Economic hell or purgatory?

Thus far, promises alone have sufficed to get the blood pumping in entrepreneurial veins. What will happen when actual money begins to appear? 

Traditional economists and politicians are worried about inflation and overheating, and there are concerns that the Federal Reserve, now it has stopped supporting the stockmarket with its quantitative easing, will soon start rising interest rates. 

As Ben Inker, co-founder and chief investment strategist of GMO, commented recently: “Will asset prices revert to valuation levels similar to historical norms, leading to bad returns for a while, but long-term returns similar to what investors have been trained to expect? Or have we seen a permanent shift such that asset-class valuations have risen permanently and long-term returns available from them have consequently fallen? 

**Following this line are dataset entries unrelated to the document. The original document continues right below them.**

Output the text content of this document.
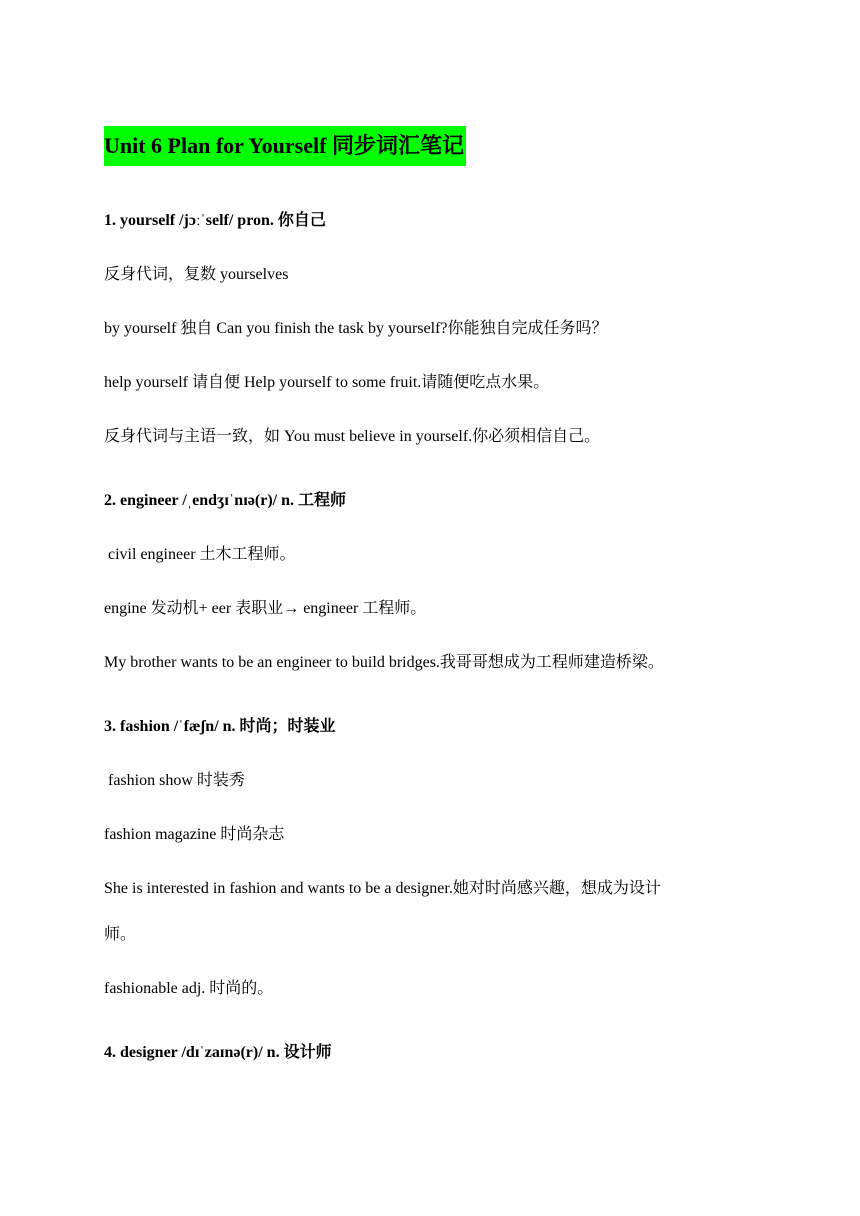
Unit 6 Plan for Yourself 同步词汇笔记
1. yourself /jɔːˈself/ pron. 你自己
反身代词，复数 yourselves
by yourself 独自 Can you finish the task by yourself?你能独自完成任务吗？
help yourself 请自便 Help yourself to some fruit.请随便吃点水果。
反身代词与主语一致，如 You must believe in yourself.你必须相信自己。
2. engineer /ˌendʒɪˈnɪə(r)/ n. 工程师
civil engineer 土木工程师。
engine 发动机+ eer 表职业→ engineer 工程师。
My brother wants to be an engineer to build bridges.我哥哥想成为工程师建造桥梁。
3. fashion /ˈfæʃn/ n. 时尚；时装业
fashion show 时装秀
fashion magazine 时尚杂志
She is interested in fashion and wants to be a designer.她对时尚感兴趣，想成为设计
师。
fashionable adj. 时尚的。
4. designer /dɪˈzaɪnə(r)/ n. 设计师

“Such a shift would be a profound problem for the basic rules of thumb used by almost all long-term investors, but in the shorter run this means returns will not be disastrously bad. 

“The key metric I believe has driven market valuations upward in recent years, and could conceivably drive them right back down, is short-term interest rates.” 

Mr Inker continues: “Much of this comes down to a question of whether cash rates over the next 10, 20 or 50 years will look like the ‘old normal’ of 1-2 per cent above inflation, or whether they will look more like the average of the past 15 years of about 0 per cent after lower inflation.